Dragons have always been fascinating creatures of myths and legends. They appear across all cultures, from the winged wonders of the West, to the benevolent protectors of the East. Hence, it is no wonder that they frequently make an appearance on mankind’s great works of art from visual arts to literature. Such is the case of The Great Pagoda at Kew Garden, where eighty dragons have recently made a reappearance as part of the pagoda’s restoration.
The Great Pagoda, designed by Sir William Chambers in 1762, was the first significant Chinese-influenced structure in Europe. It was made as a gift to Princess Augusta the founder of Kew’s botanical gardens. The octagonal tower which stood ten storeys high was so unusual at the time it was built that people did not believe it will stand the test of time, only that it offered the best bird’s eye view of London.

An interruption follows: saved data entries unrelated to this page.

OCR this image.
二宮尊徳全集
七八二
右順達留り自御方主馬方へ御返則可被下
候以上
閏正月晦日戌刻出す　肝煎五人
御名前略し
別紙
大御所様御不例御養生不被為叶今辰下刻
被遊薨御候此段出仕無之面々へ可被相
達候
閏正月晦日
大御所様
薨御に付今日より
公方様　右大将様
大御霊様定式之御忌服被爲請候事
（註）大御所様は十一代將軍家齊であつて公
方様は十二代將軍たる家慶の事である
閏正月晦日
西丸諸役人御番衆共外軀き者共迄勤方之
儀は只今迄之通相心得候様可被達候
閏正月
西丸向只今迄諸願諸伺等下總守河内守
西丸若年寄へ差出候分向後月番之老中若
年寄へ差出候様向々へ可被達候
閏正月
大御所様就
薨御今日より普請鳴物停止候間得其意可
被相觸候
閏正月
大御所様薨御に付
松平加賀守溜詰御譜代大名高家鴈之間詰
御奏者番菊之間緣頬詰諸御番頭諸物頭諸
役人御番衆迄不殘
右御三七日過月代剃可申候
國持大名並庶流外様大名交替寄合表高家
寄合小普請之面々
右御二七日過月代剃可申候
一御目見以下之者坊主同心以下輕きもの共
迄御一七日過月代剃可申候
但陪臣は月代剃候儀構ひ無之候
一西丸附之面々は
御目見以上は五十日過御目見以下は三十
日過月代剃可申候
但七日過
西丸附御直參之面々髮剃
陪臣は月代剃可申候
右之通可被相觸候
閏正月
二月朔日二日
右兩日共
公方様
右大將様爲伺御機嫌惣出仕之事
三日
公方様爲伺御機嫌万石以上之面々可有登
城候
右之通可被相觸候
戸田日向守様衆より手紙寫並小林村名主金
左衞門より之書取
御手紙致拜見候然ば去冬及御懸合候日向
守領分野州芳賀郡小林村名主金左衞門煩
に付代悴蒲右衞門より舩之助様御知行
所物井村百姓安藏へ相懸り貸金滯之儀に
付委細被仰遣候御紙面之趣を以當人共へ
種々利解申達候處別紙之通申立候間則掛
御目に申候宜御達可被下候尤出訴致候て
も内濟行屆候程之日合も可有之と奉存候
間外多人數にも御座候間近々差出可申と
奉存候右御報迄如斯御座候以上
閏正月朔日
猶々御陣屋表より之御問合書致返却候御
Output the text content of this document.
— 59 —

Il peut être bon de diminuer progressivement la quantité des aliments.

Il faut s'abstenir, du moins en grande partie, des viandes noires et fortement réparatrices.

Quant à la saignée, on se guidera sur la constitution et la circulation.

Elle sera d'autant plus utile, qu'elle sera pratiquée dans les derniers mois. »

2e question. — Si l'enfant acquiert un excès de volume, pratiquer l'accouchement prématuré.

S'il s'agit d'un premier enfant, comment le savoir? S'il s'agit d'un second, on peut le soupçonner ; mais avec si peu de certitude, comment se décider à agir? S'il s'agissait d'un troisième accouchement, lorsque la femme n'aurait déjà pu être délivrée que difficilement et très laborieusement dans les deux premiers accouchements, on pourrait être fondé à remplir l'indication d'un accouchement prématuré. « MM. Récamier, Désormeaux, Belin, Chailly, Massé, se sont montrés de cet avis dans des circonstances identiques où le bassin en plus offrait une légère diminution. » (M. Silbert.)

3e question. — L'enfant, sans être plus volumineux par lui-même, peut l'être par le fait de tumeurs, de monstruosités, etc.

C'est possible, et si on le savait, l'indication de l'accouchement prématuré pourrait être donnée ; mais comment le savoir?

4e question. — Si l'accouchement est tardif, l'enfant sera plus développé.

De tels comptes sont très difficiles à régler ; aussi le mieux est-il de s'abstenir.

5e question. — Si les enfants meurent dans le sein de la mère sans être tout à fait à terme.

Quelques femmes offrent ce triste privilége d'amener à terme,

But it did stand the test of time. Two hundred fifty six years this year, to be exact. What didn’t stand history’s wear and tear, though, were the eighty dragons perched on its roofs, guarding the pagoda silently as their gold-gilded wood slowly rotted away.
Thanks to the restoration project, however, the dragons have been reborn. Clad in their brilliant colors, they have reclaimed their perches as guardians of The Great Pagoda and a secret—that 72 of their dragon brothers are 3D printed, and that only eight of them (those perched at the lowest roof) were hand carved from cedar wood. Apparently, eighty hand-carved wooden dragons would be too heavy for the existing structure, and doing so would have required conservators to reinforce the existing structure with steel rods.
While some people might find these new dragons looking quite kitsch, conservators assure us that the design was very true to its history. This is really how chinoiserie dragons looked like back in the 18th century, and how Chambers would have wanted them to look like.
With the installation of these dragons, the £5m restoration project which took two years is now complete and The Great Pagoda will be open to the public again. Visitors can now book tickets starting July 13.